- XRP-backed loans are now available on the Nexo platform
- XRP can now be used as collateral for instant loans of up to $2 million
- Holders of XRP have the option to borrow against their asset when they need cash
In a tweet sent out last Wednesday, October 17, Nexo announced XRP-backed loans are already available on their platform. The move made them the first and (so far) only crypto lender to onboard XRP as a collateral.
XRP just gained more utility as an asset thanks to Nexo, the world’s first platform to provide instant crypto-backed loans of up to $2 million. This means users can now utilise the XRP tokens stored in their Nexo wallets to make use of instant loans. The rates stand at 8 percent per annum.
Nexo is backed by many prominent players in the cryptocurrency space including Michael Arrington. It is powered by Credissimo, a dominant European FinTech group that provides financial services to millions of people across the continent.
In the email received by users detailing the new offer, they stated:
“XRP holders now have the ability to instantly borrow against their asset rather than sell it when the need to access cash arises. This makes HODLing XRP even more straightforward, as it eases selling pressure and provides the most tax-efficient model .”
Cash on Demand
The service gives users the option to deposit their cryptocurrencies and other digital assets to their Nexo wallet and a loan will be allowed with no credit checks. In other words, users will have access to cash on demand while still owning their digital assets 100 percent.
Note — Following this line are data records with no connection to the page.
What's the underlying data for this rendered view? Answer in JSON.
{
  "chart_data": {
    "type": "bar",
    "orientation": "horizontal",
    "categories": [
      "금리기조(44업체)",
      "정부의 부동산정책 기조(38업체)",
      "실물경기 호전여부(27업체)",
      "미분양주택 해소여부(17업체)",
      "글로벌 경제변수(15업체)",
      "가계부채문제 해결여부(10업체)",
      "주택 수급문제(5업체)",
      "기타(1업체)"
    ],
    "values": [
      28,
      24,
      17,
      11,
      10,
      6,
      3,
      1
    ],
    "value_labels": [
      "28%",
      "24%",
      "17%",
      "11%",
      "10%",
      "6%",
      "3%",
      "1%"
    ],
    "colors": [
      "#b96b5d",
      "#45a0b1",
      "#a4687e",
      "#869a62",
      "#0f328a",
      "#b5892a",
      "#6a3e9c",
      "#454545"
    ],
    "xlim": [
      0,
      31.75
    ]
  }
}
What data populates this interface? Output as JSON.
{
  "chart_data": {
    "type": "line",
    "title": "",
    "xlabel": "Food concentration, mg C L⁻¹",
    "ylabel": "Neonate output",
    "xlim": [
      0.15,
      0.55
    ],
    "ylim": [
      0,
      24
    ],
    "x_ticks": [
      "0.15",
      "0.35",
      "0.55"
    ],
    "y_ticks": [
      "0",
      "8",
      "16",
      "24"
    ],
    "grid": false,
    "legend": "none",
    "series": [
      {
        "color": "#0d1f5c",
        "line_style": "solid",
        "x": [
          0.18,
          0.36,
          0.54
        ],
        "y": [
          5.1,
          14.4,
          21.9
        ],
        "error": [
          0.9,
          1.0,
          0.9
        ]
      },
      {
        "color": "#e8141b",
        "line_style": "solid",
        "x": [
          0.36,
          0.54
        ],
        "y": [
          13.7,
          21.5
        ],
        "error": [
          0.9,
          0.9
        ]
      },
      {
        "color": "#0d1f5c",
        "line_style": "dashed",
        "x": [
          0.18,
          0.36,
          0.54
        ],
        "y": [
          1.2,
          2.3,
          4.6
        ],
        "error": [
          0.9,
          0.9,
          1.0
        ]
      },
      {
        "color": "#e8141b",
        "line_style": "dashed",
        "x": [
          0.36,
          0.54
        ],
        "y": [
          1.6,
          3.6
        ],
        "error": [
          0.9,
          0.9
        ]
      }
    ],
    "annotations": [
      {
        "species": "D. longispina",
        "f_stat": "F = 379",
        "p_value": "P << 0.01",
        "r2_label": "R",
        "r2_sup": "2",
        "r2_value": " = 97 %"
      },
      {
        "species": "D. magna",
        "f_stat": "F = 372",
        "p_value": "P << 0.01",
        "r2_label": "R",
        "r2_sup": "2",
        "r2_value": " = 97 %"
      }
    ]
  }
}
Other assets that are accepted as collateral include Bitcoin [BTC], Binance Coin [BNB], Ethereum [ETH], and their native asset, Nexo Coin. The service also uses BitGo. BitGo is a custody provider that’s been approved by the United States Securities and Exchange Commission.
Nexo also provides a solution to a common hurdle many cryptocurrency enthusiasts face—tax issues. Currently, users are required to pay capital tax on their gains in the event that they cash out.
The platform addresses the issue by allowing users to use a method known as the “Zuckerberg Tax,” where tax liabilities are removed by converting selling into an overdraft while still giving users access to liquidity.